Numéro 2 de « Vie de gauche »
En annonçant sa création le Parti de Gauche a lancé une sacrée gageure : fonder un nouveau parti tout en développant, simultanément, un cadre unitaire pour les élections européennes ! Côté Front de Gauche nous avons entrepris depuis décembre de rencontrer tous ceux qui sont susceptibles de s’y engager. En gros, toutes les forces de gauche qui se sont opposées aux TCE et Traité de Lisbonne : le PCF bien sûr, avec la déclaration commune que l’on sait qui a crédibilisé « l’objet », puis, à notre demande ou à la leur : les Alternatifs, le POI, la Coordination Nationale des Collectifs Unitaires (CNCU), le M’PEP (initié par Jacques Nikonoff et ses amis), le NPA, le MRC et les Communistes Unitaires. On ajoutera des rencontres plus informelles avec des écologistes de gauche (on pense notamment à Martine Billard ou Francine Bavay). Une fois rencontré Lutte Ouvrière on aura fait le tour.

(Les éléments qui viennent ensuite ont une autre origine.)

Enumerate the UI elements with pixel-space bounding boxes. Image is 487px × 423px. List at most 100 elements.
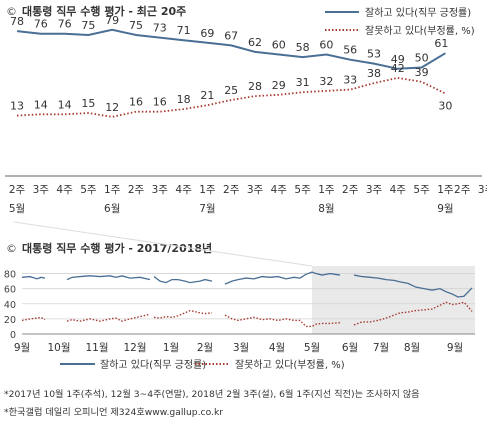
positive-data-label: 56 xyxy=(343,44,357,57)
positive-series-line xyxy=(16,28,446,70)
negative-data-label: 15 xyxy=(81,97,95,110)
legend-negative-label: 잘못하고 있다(부정률, %) xyxy=(365,24,475,37)
annual-month-label: 7월 xyxy=(373,342,389,354)
week-tick-label: 1주 xyxy=(318,184,335,196)
negative-data-label: 25 xyxy=(224,84,238,97)
positive-data-label: 53 xyxy=(367,48,381,61)
highlight-region xyxy=(312,266,475,334)
week-tick-label: 2주 xyxy=(342,184,359,196)
week-tick-label: 4주 xyxy=(56,184,73,196)
legend2-negative-label: 잘못하고 있다(부정률, %) xyxy=(235,358,345,371)
negative-data-label: 29 xyxy=(272,79,286,92)
negative-data-label: 31 xyxy=(296,76,310,89)
positive-data-label: 75 xyxy=(129,19,143,32)
positive-data-label: 78 xyxy=(10,15,24,28)
annual-positive-line xyxy=(21,275,46,280)
annual-negative-line xyxy=(21,316,46,322)
positive-data-label: 67 xyxy=(224,29,238,42)
week-tick-label: 3주 xyxy=(247,184,264,196)
y-tick-label: 20 xyxy=(4,315,16,326)
annual-month-label: 9월 xyxy=(14,342,30,354)
week-tick-label: 5주 xyxy=(413,184,430,196)
week-tick-label: 1주 xyxy=(199,184,216,196)
month-tick-label: 5월 xyxy=(9,203,25,215)
negative-data-label: 18 xyxy=(177,93,191,106)
positive-data-label: 58 xyxy=(296,41,310,54)
top-x-axis: 2주 3주 4주 5주 1주 2주 3주 4주 1주 2주 3주 4주 5주 1주 2주 3주 4주 5주 1주 2주… xyxy=(5,175,487,215)
recent-20-weeks-chart: © 대통령 직무 수행 평가 - 최근 20주 잘하고 있다(직무 긍정률) 잘… xyxy=(5,4,487,215)
annual-month-label: 3월 xyxy=(233,342,249,354)
week-tick-label: 2주 xyxy=(128,184,145,196)
positive-data-label: 62 xyxy=(248,36,262,49)
annual-month-label: 2월 xyxy=(197,342,213,354)
annual-month-label: 1월 xyxy=(163,342,179,354)
y-tick-label: 60 xyxy=(4,285,16,296)
week-tick-label: 5주 xyxy=(294,184,311,196)
negative-data-label: 38 xyxy=(367,67,381,80)
chart-title-2: 대통령 직무 수행 평가 - 2017/2018년 xyxy=(22,241,212,255)
negative-data-label: 14 xyxy=(34,98,48,111)
annual-month-label: 4월 xyxy=(269,342,285,354)
positive-data-label: 61 xyxy=(434,37,448,50)
positive-data-label: 60 xyxy=(319,39,333,52)
y-tick-label: 80 xyxy=(4,270,16,281)
annual-month-label: 9월 xyxy=(447,342,463,354)
annual-positive-line xyxy=(66,275,151,281)
week-tick-label: 5주 xyxy=(80,184,97,196)
week-tick-label: 4주 xyxy=(390,184,407,196)
week-tick-label: 2주 xyxy=(223,184,240,196)
week-tick-label: 1주 xyxy=(104,184,121,196)
week-tick-label: 3주 xyxy=(33,184,50,196)
legend2-positive-label: 잘하고 있다(직무 긍정률) xyxy=(100,358,206,371)
negative-data-label: 16 xyxy=(129,96,143,109)
week-tick-label: 2주 xyxy=(9,184,26,196)
negative-series-line xyxy=(16,76,446,118)
negative-data-label: 12 xyxy=(105,101,119,114)
positive-data-label: 49 xyxy=(391,53,405,66)
negative-data-label: 30 xyxy=(438,100,452,113)
chart-title-icon: © xyxy=(6,5,17,18)
annual-positive-line xyxy=(153,276,213,284)
week-tick-label: 1주 xyxy=(437,184,454,196)
footnote-2: *한국갤럽 데일리 오피니언 제324호www.gallup.co.kr xyxy=(4,406,223,418)
positive-data-label: 76 xyxy=(34,18,48,31)
negative-data-label: 33 xyxy=(343,74,357,87)
annual-month-label: 12월 xyxy=(123,342,146,354)
week-tick-label: 4주 xyxy=(175,184,192,196)
week-tick-label: 3주 xyxy=(366,184,383,196)
week-tick-label: 3주 xyxy=(478,184,487,196)
negative-data-label: 16 xyxy=(153,96,167,109)
annual-month-label: 11월 xyxy=(85,342,108,354)
negative-data-label: 14 xyxy=(58,98,72,111)
month-tick-label: 8월 xyxy=(318,203,334,215)
y-tick-label: 0 xyxy=(10,330,16,341)
annual-negative-line xyxy=(66,313,151,322)
month-tick-label: 7월 xyxy=(199,203,215,215)
negative-data-label: 39 xyxy=(415,66,429,79)
positive-data-label: 75 xyxy=(81,19,95,32)
annual-month-label: 8월 xyxy=(404,342,420,354)
bottom-y-axis: 0 20 40 60 80 xyxy=(4,270,475,341)
footnote-1: *2017년 10월 1주(추석), 12월 3~4주(연말), 2018년 2… xyxy=(4,388,420,400)
annual-month-label: 10월 xyxy=(47,342,70,354)
annual-positive-line xyxy=(353,274,473,298)
week-tick-label: 4주 xyxy=(271,184,288,196)
positive-data-label: 50 xyxy=(415,52,429,65)
negative-data-label: 28 xyxy=(248,80,262,93)
chart-title: 대통령 직무 수행 평가 - 최근 20주 xyxy=(22,4,186,18)
annual-negative-line xyxy=(353,301,473,326)
y-tick-label: 40 xyxy=(4,300,16,311)
positive-data-label: 69 xyxy=(200,27,214,40)
positive-data-label: 60 xyxy=(272,39,286,52)
bottom-x-axis: 9월 10월 11월 12월 1월 2월 3월 4월 5월 6월 7월 8월 9월 xyxy=(14,333,475,354)
annual-month-label: 6월 xyxy=(342,342,358,354)
top-plot-area: 78 76 76 75 79 75 73 71 69 67 62 60 58 60 56 53 49 50 61 13… xyxy=(10,14,452,118)
negative-data-label: 21 xyxy=(200,89,214,102)
positive-data-label: 73 xyxy=(153,22,167,35)
week-tick-label: 2주 xyxy=(454,184,471,196)
positive-data-label: 71 xyxy=(177,24,191,37)
annual-month-label: 5월 xyxy=(304,342,320,354)
annual-positive-line xyxy=(224,271,341,285)
positive-data-label: 76 xyxy=(58,18,72,31)
chart-title-icon-2: © xyxy=(6,242,17,255)
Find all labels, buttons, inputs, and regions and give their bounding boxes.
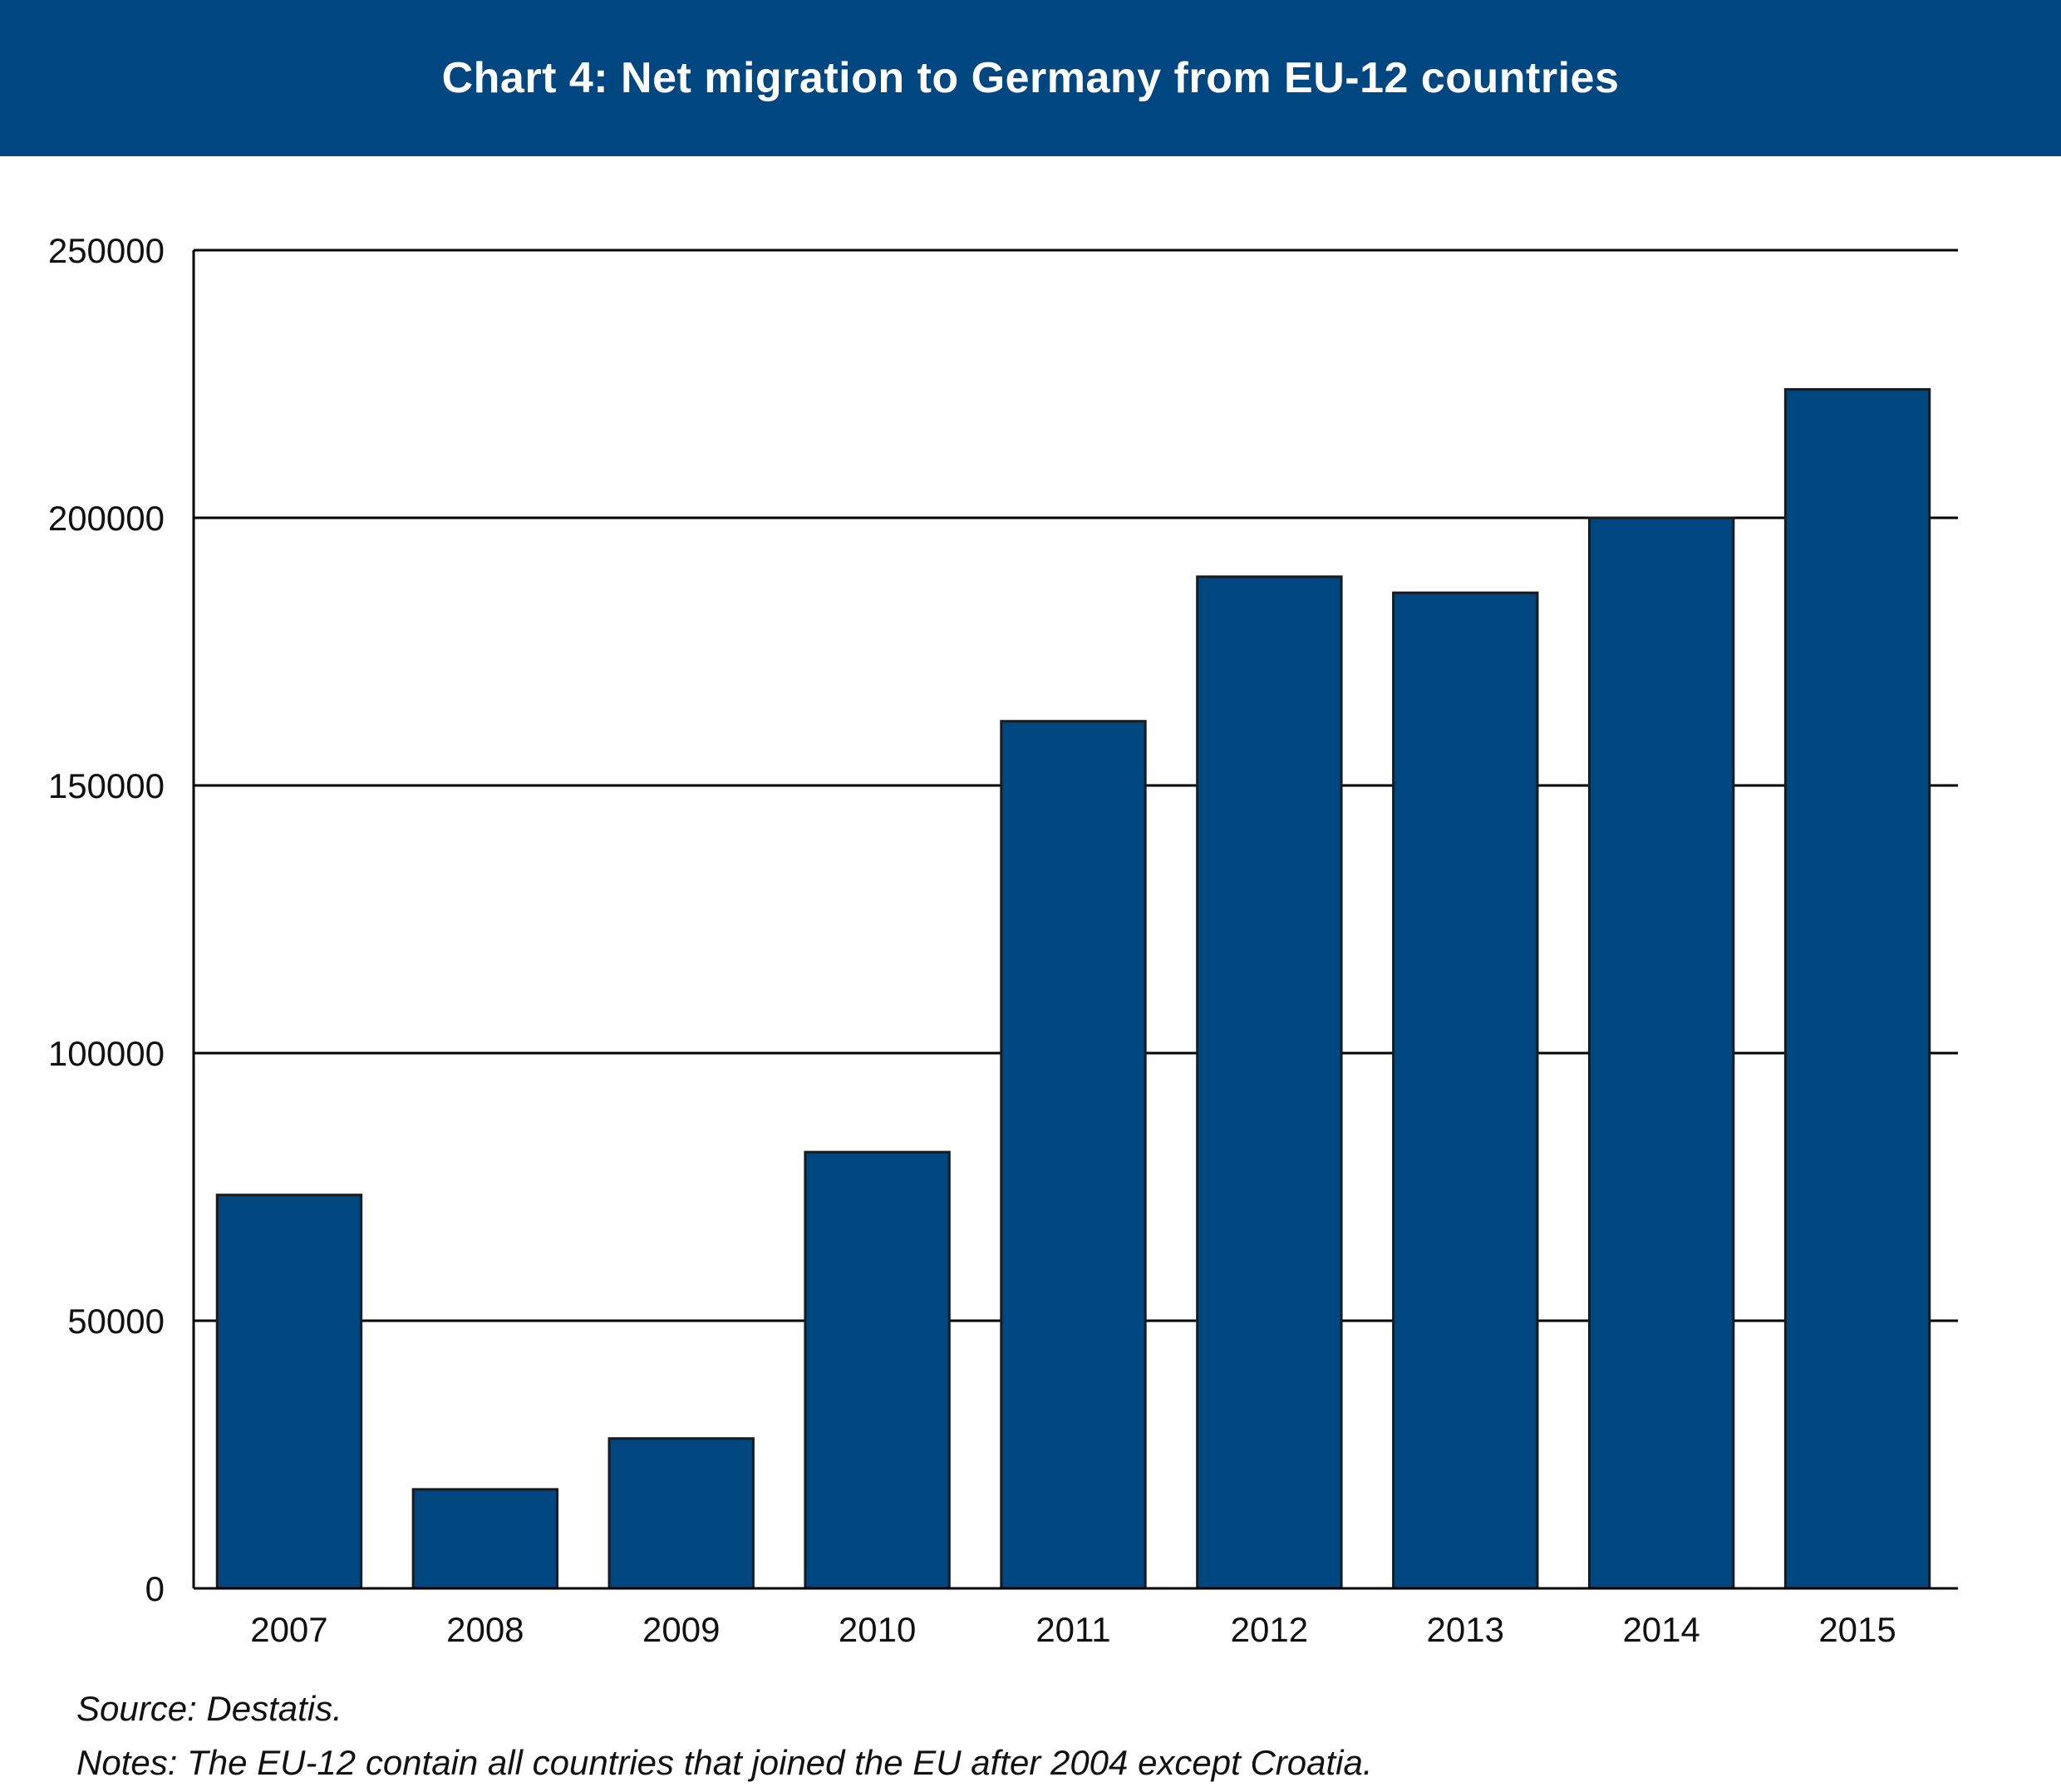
y-tick-label: 250000 (48, 231, 165, 270)
y-tick-label: 50000 (67, 1302, 165, 1341)
y-tick-labels: 0 50000 100000 150000 200000 250000 (48, 231, 165, 1608)
y-tick-label: 0 (145, 1569, 165, 1608)
axes (192, 250, 1958, 1590)
bar-2012 (1196, 575, 1343, 1590)
x-tick-label: 2015 (1818, 1610, 1896, 1649)
bar-2014 (1587, 516, 1735, 1590)
y-tick-label: 200000 (48, 499, 165, 538)
x-tick-label: 2009 (642, 1610, 720, 1649)
bar-2013 (1392, 591, 1539, 1590)
y-tick-label: 150000 (48, 766, 165, 805)
title-banner: Chart 4: Net migration to Germany from E… (0, 0, 2061, 156)
x-tick-label: 2014 (1622, 1610, 1699, 1649)
y-tick-label: 100000 (48, 1034, 165, 1073)
bar-2007 (215, 1194, 363, 1590)
x-tick-label: 2010 (839, 1610, 916, 1649)
source-note: Source: Destatis. (76, 1689, 342, 1728)
bar-2010 (804, 1150, 951, 1590)
bar-2008 (411, 1488, 559, 1590)
x-tick-label: 2008 (446, 1610, 524, 1649)
x-tick-labels: 2007 2008 2009 2010 2011 2012 2013 2014 2015 (250, 1610, 1896, 1649)
notes-text: Notes: The EU-12 contain all countries t… (76, 1743, 1373, 1782)
x-tick-label: 2012 (1231, 1610, 1308, 1649)
x-tick-label: 2011 (1035, 1610, 1110, 1649)
chart-title: Chart 4: Net migration to Germany from E… (441, 54, 1620, 102)
bar-2011 (1000, 720, 1147, 1590)
x-tick-label: 2013 (1427, 1610, 1504, 1649)
x-tick-label: 2007 (250, 1610, 327, 1649)
bars (215, 387, 1931, 1590)
bar-2015 (1783, 387, 1931, 1590)
bar-2009 (607, 1437, 755, 1590)
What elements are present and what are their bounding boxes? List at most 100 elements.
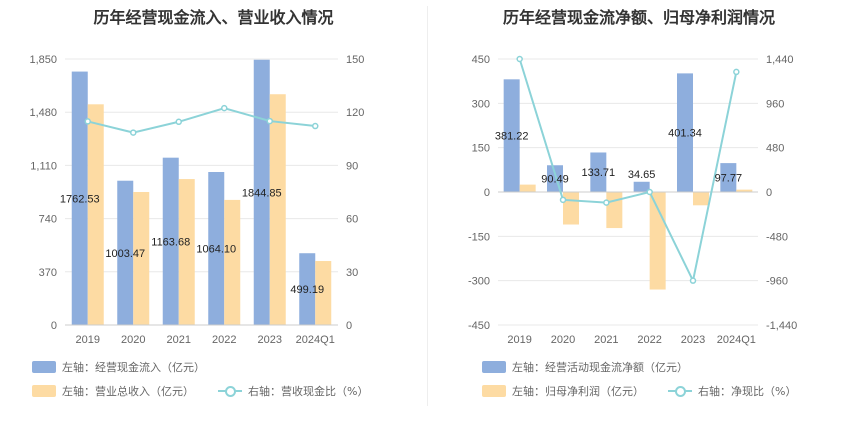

Concrètement cela se passe comme ça : on décide d’un rendez-vous en fonction des agendas des uns et des autres mais aussi du « niveau » que l’on veut donner à la délégation (présence ou non de Jean-Luc et Marc), puis on fait appel à « candidature » au BN avec une exigence de parité (on y est presque toujours arrivé !). La rencontre (entre 1 et 2 heures) donne lieu ensuite, selon le degré de l’accord et de ce que nous pouvons dire ensemble, soit à un communiqué commun, soit à un compte rendu validé par les deux parties, soit, plus rarement, à des expressions séparées.
Sur le fond, globalement toutes ces rencontres se sont déroulées dans un bon climat, respectueux de part et d’autre, et, bonne nouvelle, nous n’avons pour le moment essuyé aucun refus sur notre proposition. Après les réponses sont évidemment très différentes : le PCF s’est engagé avec nous ; les Communistes Unitaires, le CNCU, le M’PEP demandent à l’intégrer ; les Alternatives sont plutôt d’accord sur la démarche ; le POI ne ferme pas la porte ; le MRC dit « ni oui, ni non » mais parait, pour le moment, ouvrir l’alliance au PS, ce que nous refusons ; le NPA affirme que son congrès répondra et nous leur disons que l’on peut discuter de toutes propositions pour arriver à un accord. Bref ça vit, ça bouge et rien n’est joué. A nous tous d’engager le même genre de discussion localement et de faire vivre le Front avec ceux qui en sont déjà d’accord.